Slowly, I’ve started to come back to myself. To feel, to think, to simply be. Our family has begun a ritual of morning walks, picking flowers along the way. I show them to my son, bring them home, and arrange them into one of my hand-made pottery vases. It’s a small act, but it brings life into our home - and life back into me.
What I Want You to Know
I'm forever grateful for my support network. I know that I couldn't have gotten through the last few months without my husband, family and friends. Leaning on my loved ones helped me keep going and gave me the strength to persevere. They reminded me that we don't need to go through hard times alone.
If you are reading this and struggling, please know this: You are not alone and you are more resilient than you know.
The bravest thing you can do is speak up. Reach out. Keep reaching until you find the right help. For me, it was a perinatal psychiatrist who saw me clearly and refused to let me slip through the cracks. For you, it may be something different. But the help is out there.
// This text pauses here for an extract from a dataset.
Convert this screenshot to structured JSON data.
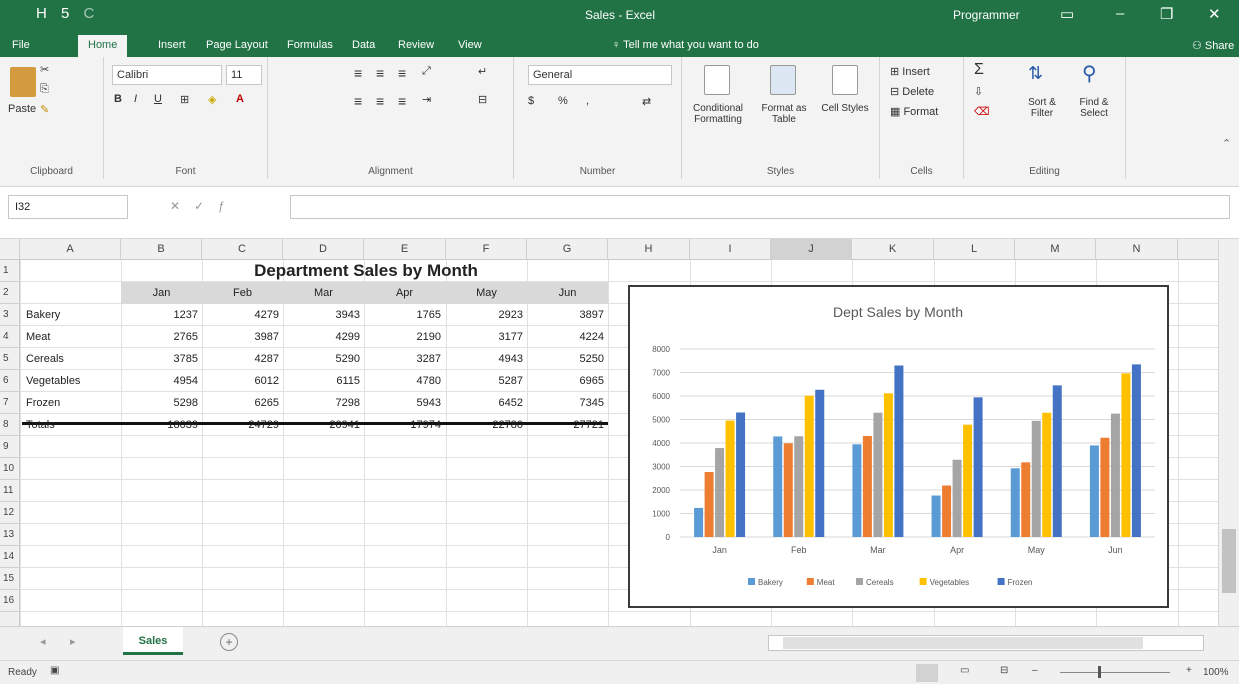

Motherhood broke me open. But in breaking, I found a deeper resilience. I am softer now, learning to be more compassionate with myself, and more honest about my struggles. And I believe that is the gift of these challenges: they strip us of perfectionism and force us to rebuild with truth, grace, and strength. They remind us that no matter how much you try to control life, some things are out of our control. What’s most important though, is not what happens to us but what we do about it.
Final Words
Healing comes slowly, but it comes. Joy returns, often in the smallest rituals. And one day, you will find yourself smiling, not through effort but through ease, and realise: I am coming back to myself.